Pertanto, manca in realtà una specifica disposizione speciale della durata del termine prescrizionale per le sanzioni irrogate dalla Cassa forense, come per i contributi, sicchè opera il termine generale che per le sanzioni amministrative è quello quinquennale previsto dalla L. n. 689 del 1991, art. 28, comma 1.

Se poi, con un’interpretazione sistematica e coordinata dei due commi dell’art. 19, qual è quella che propone la difesa della ricorrente, si dovesse ritenere che le “sanzioni”, ancorchè previste espressamente solo dall’art. 19, comma 2, partecipano comunque della disciplina (della durata decennale della prescrizione) dettata dal primo comma del medesimo art. 19, la “norma” che ne discenderebbe sarebbe formulata solo in termini di equiparazione: alle sanzioni irrogate dalla Cassa forense si applica lo stesso termine prescrizionale previsto per i contributi e “ogni relativo accessorio” dovuti alla Cassa ed, essendo questo decennale (prima della riforma del 1995), si ha di risulta che anche per le sanzioni il termine è decennale.

Se però cade la premessa di questo sillogismo – perchè la disposizione speciale della durata decennale del termine prescrizionale per i contributi (ed accessori) della Cassa è abrogata da una disposizione di carattere generale che prevede, di norma, la prescrizione quinquennale (per le ragioni di cui sopra sub 7) – anche il termine prescrizionale per le sanzioni risulta allineato: è quello stesso operante per i contributi (e “ogni relativo accessorio”) e divenuto quinquennale.

Non c’è quindi un’abrogazione per incompatibilità di una disposizione speciale dettata per la durata del termine prescrizionale per le sanzioni irrogate dalla Cassa; continua invece ad operare la suddetta regola di equiparazione che può estrarsi dall’art. 19 cit.

9. Nè è prospettabile una questione di costituzionalità atteso che la disciplina delle sanzioni irrogate dalla Cassa, per le argomentazioni sopra svolte, risulta conformata, quanto alla durata del termine prescrizionale (quinquennale, quindi), a quella dei contributi ed è la stessa di quella delle sanzioni amministrative in genere. Questa armonizzazione del sistema complessivo appare conforme al principio di eguaglianza.

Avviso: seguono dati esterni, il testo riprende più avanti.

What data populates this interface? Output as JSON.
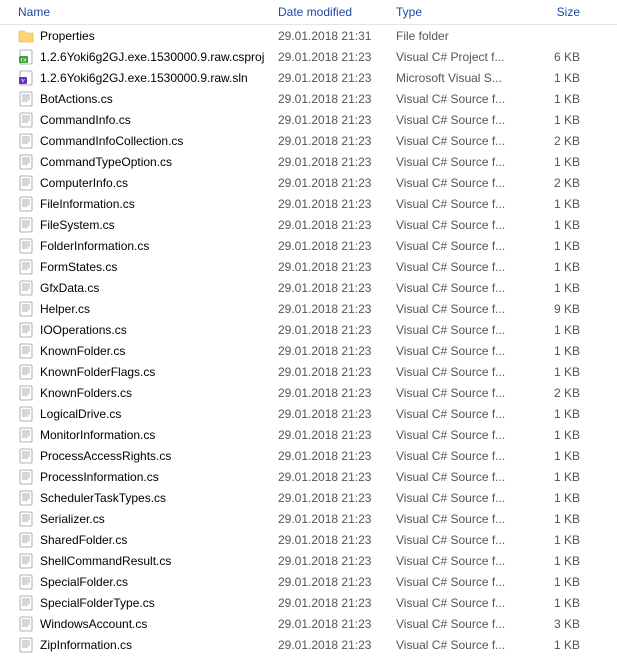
{
  "columns": {
    "name": "Name",
    "date": "Date modified",
    "type": "Type",
    "size": "Size"
  },
  "files": [
    {
      "icon": "folder",
      "name": "Properties",
      "date": "29.01.2018 21:31",
      "type": "File folder",
      "size": ""
    },
    {
      "icon": "csproj",
      "name": "1.2.6Yoki6g2GJ.exe.1530000.9.raw.csproj",
      "date": "29.01.2018 21:23",
      "type": "Visual C# Project f...",
      "size": "6 KB"
    },
    {
      "icon": "sln",
      "name": "1.2.6Yoki6g2GJ.exe.1530000.9.raw.sln",
      "date": "29.01.2018 21:23",
      "type": "Microsoft Visual S...",
      "size": "1 KB"
    },
    {
      "icon": "cs",
      "name": "BotActions.cs",
      "date": "29.01.2018 21:23",
      "type": "Visual C# Source f...",
      "size": "1 KB"
    },
    {
      "icon": "cs",
      "name": "CommandInfo.cs",
      "date": "29.01.2018 21:23",
      "type": "Visual C# Source f...",
      "size": "1 KB"
    },
    {
      "icon": "cs",
      "name": "CommandInfoCollection.cs",
      "date": "29.01.2018 21:23",
      "type": "Visual C# Source f...",
      "size": "2 KB"
    },
    {
      "icon": "cs",
      "name": "CommandTypeOption.cs",
      "date": "29.01.2018 21:23",
      "type": "Visual C# Source f...",
      "size": "1 KB"
    },
    {
      "icon": "cs",
      "name": "ComputerInfo.cs",
      "date": "29.01.2018 21:23",
      "type": "Visual C# Source f...",
      "size": "2 KB"
    },
    {
      "icon": "cs",
      "name": "FileInformation.cs",
      "date": "29.01.2018 21:23",
      "type": "Visual C# Source f...",
      "size": "1 KB"
    },
    {
      "icon": "cs",
      "name": "FileSystem.cs",
      "date": "29.01.2018 21:23",
      "type": "Visual C# Source f...",
      "size": "1 KB"
    },
    {
      "icon": "cs",
      "name": "FolderInformation.cs",
      "date": "29.01.2018 21:23",
      "type": "Visual C# Source f...",
      "size": "1 KB"
    },
    {
      "icon": "cs",
      "name": "FormStates.cs",
      "date": "29.01.2018 21:23",
      "type": "Visual C# Source f...",
      "size": "1 KB"
    },
    {
      "icon": "cs",
      "name": "GfxData.cs",
      "date": "29.01.2018 21:23",
      "type": "Visual C# Source f...",
      "size": "1 KB"
    },
    {
      "icon": "cs",
      "name": "Helper.cs",
      "date": "29.01.2018 21:23",
      "type": "Visual C# Source f...",
      "size": "9 KB"
    },
    {
      "icon": "cs",
      "name": "IOOperations.cs",
      "date": "29.01.2018 21:23",
      "type": "Visual C# Source f...",
      "size": "1 KB"
    },
    {
      "icon": "cs",
      "name": "KnownFolder.cs",
      "date": "29.01.2018 21:23",
      "type": "Visual C# Source f...",
      "size": "1 KB"
    },
    {
      "icon": "cs",
      "name": "KnownFolderFlags.cs",
      "date": "29.01.2018 21:23",
      "type": "Visual C# Source f...",
      "size": "1 KB"
    },
    {
      "icon": "cs",
      "name": "KnownFolders.cs",
      "date": "29.01.2018 21:23",
      "type": "Visual C# Source f...",
      "size": "2 KB"
    },
    {
      "icon": "cs",
      "name": "LogicalDrive.cs",
      "date": "29.01.2018 21:23",
      "type": "Visual C# Source f...",
      "size": "1 KB"
    },
    {
      "icon": "cs",
      "name": "MonitorInformation.cs",
      "date": "29.01.2018 21:23",
      "type": "Visual C# Source f...",
      "size": "1 KB"
    },
    {
      "icon": "cs",
      "name": "ProcessAccessRights.cs",
      "date": "29.01.2018 21:23",
      "type": "Visual C# Source f...",
      "size": "1 KB"
    },
    {
      "icon": "cs",
      "name": "ProcessInformation.cs",
      "date": "29.01.2018 21:23",
      "type": "Visual C# Source f...",
      "size": "1 KB"
    },
    {
      "icon": "cs",
      "name": "SchedulerTaskTypes.cs",
      "date": "29.01.2018 21:23",
      "type": "Visual C# Source f...",
      "size": "1 KB"
    },
    {
      "icon": "cs",
      "name": "Serializer.cs",
      "date": "29.01.2018 21:23",
      "type": "Visual C# Source f...",
      "size": "1 KB"
    },
    {
      "icon": "cs",
      "name": "SharedFolder.cs",
      "date": "29.01.2018 21:23",
      "type": "Visual C# Source f...",
      "size": "1 KB"
    },
    {
      "icon": "cs",
      "name": "ShellCommandResult.cs",
      "date": "29.01.2018 21:23",
      "type": "Visual C# Source f...",
      "size": "1 KB"
    },
    {
      "icon": "cs",
      "name": "SpecialFolder.cs",
      "date": "29.01.2018 21:23",
      "type": "Visual C# Source f...",
      "size": "1 KB"
    },
    {
      "icon": "cs",
      "name": "SpecialFolderType.cs",
      "date": "29.01.2018 21:23",
      "type": "Visual C# Source f...",
      "size": "1 KB"
    },
    {
      "icon": "cs",
      "name": "WindowsAccount.cs",
      "date": "29.01.2018 21:23",
      "type": "Visual C# Source f...",
      "size": "3 KB"
    },
    {
      "icon": "cs",
      "name": "ZipInformation.cs",
      "date": "29.01.2018 21:23",
      "type": "Visual C# Source f...",
      "size": "1 KB"
    }
  ]
}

Nè per altro verso sono compromesse le esigenze di tutela previdenziale degli iscritti alla Cassa e di solidarietà tra gli stessi – pur sempre sottese al regime delle sanzioni – apparendo non esiguo il termine prescrizionale quinquennale per l’irrogazione delle sanzioni; cfr. la giurisprudenza costituzionale secondo cui “l’incongruità del termine di prescrizione può ammettersi, ed è rilevante, solo quando esso sia di durata tale da non rendere effettiva la possibilità di esercizio del diritto cui si riferisce e di conseguenza appaia inoperante la tutela del diritto” (C. cost. n. 1021 del 1988).

10. Il ricorso va quindi rigettato.

Sussistono giustificati motivi (la complessità delle questioni poste dalla controversia) per la compensazione tra le parti delle spese di questo giudizio di cassazione.

P.Q.M.

La Corte rigetta il ricorso; compensa tra le parti le spese di questo giudizio di cassazione.

Così deciso in Roma, il 13 luglio 2010.